Indeed, if Souness is left with the will - and is given the chance - to impose in a summer of reconstruction some of the standards he always expected of himself as a player, he might be wise to pick out a hose-pipe as his most vital implement.

He does not so much need to strengthen the spirit of this Newcastle side. Better, with the honourable exception of the old warhorse Shearer and the desperately overworked goalkeeper Shay Given, simply to wash it away and find a new one.

This Newcastle team need more than new players. They need a new understanding of responsibility, to the club, to arguably the best-hearted and most abused supporters in the land, and perhaps most of all to themselves.

What they produced in a 4-1 defeat that could easily have been doubled in its severity was not only unacceptable. It was actively insulting.

No doubt Sir Alex Ferguson passed a similar verdict when defeat came at Norwich last weekend, but here at least he had the comfort of seeing that some of his most expensive talent had not completely forgotten how to play. This was particularly true of Ruud van Nistelrooy, who not only scored twice but looked progressively in tune with his old instincts as the slaughter wore on.

Of course, Wayne Rooney would remember how to play even if you brainwashed him for a year in the more obscure aspects of the Eton Wall Game. A mere week of fresh controversy was certainly never going to make a dent on a game that simply wells with strength and insight.
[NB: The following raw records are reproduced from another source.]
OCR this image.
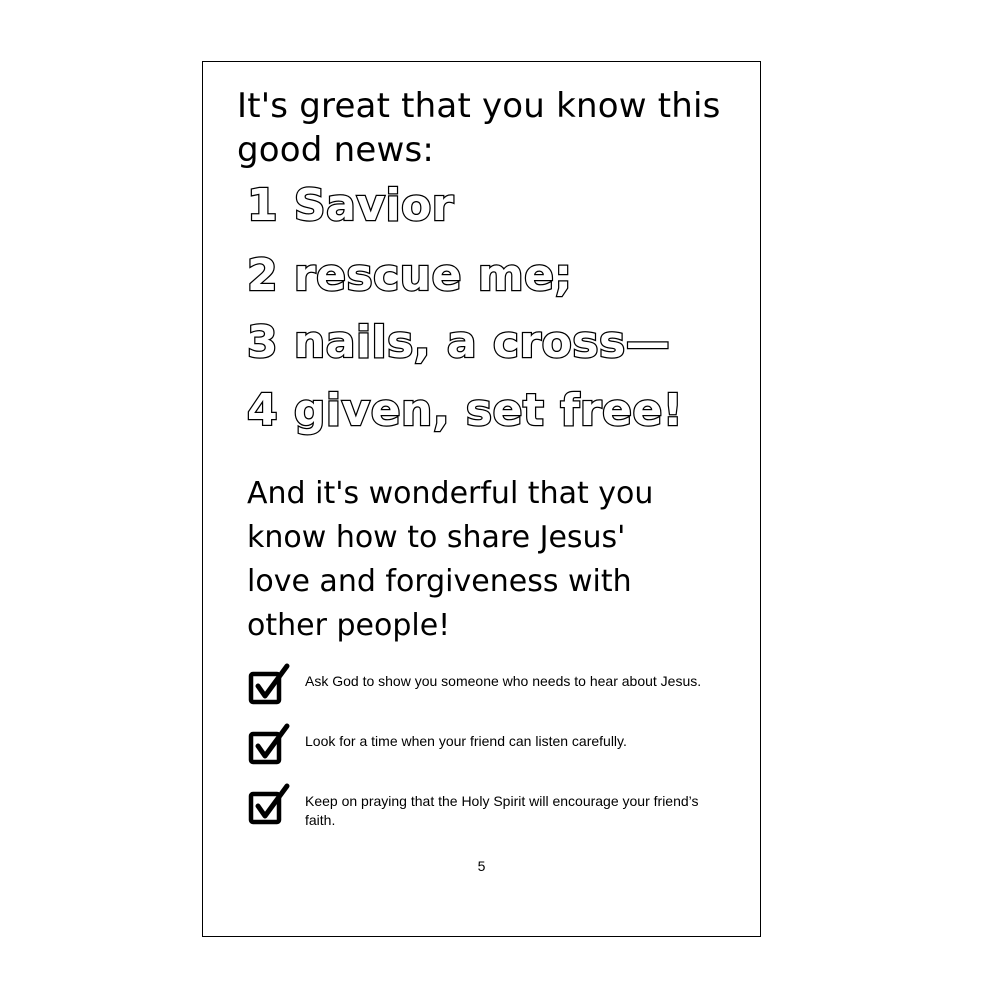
It's great that you know this
good news:

1 Savior

2 rescue me;

3 nails, a cross—

4 given, set free!

And it's wonderful that you
know how to share Jesus'
love and forgiveness with
other people!

Ask God to show you someone who needs to hear about Jesus.
Look for a time when your friend can listen carefully.
Keep on praying that the Holy Spirit will encourage your friend’s faith.
5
Rooney did not score, but his presence was a source of constant terror to Newcastle, a state of mind induced by such work as a perfect one-two with Paul Scholes and a 30-yard drive which bounced out of the hands of the startled Given. Best of all was an astonishing pass - through the legs of defender Steve Taylor - into the path of an overlapping Gary Neville.

Ferguson pronounced himself pleased with the reaction of all his players to the hard words delivered after the Norwich débâcle. He drew a veil, naturally, over Cristiano Ronaldo's yellow card for diving - a gratuitous blemish on an otherwise highly effective performance - and said that his players had performed with impressive effort - and honesty. It was true, but then why not? If Newcastle have become the grisly embodiment of a professional culture of extravagant reward and negligible performance, Manchester United also face the need for some serious atonement.

At least a little of that will be available when they come back on 21 May to meet Arsenal in an FA Cup final of rare significance. That it should be disputed by two clubs who in the past have done so much to diminish the value the old competition - United by their defection five years ago, when they held the trophy, and Arsenal by the declaration of their manager Arsène Wenger that it was more important to finish fourth in the Premiership - is a massive irony.

It is a point that will be consumed quickly enough by the need for victory next month. United were recognisable soon enough yesterday, but it was scarcely redemption. They were, after all, given a free pass.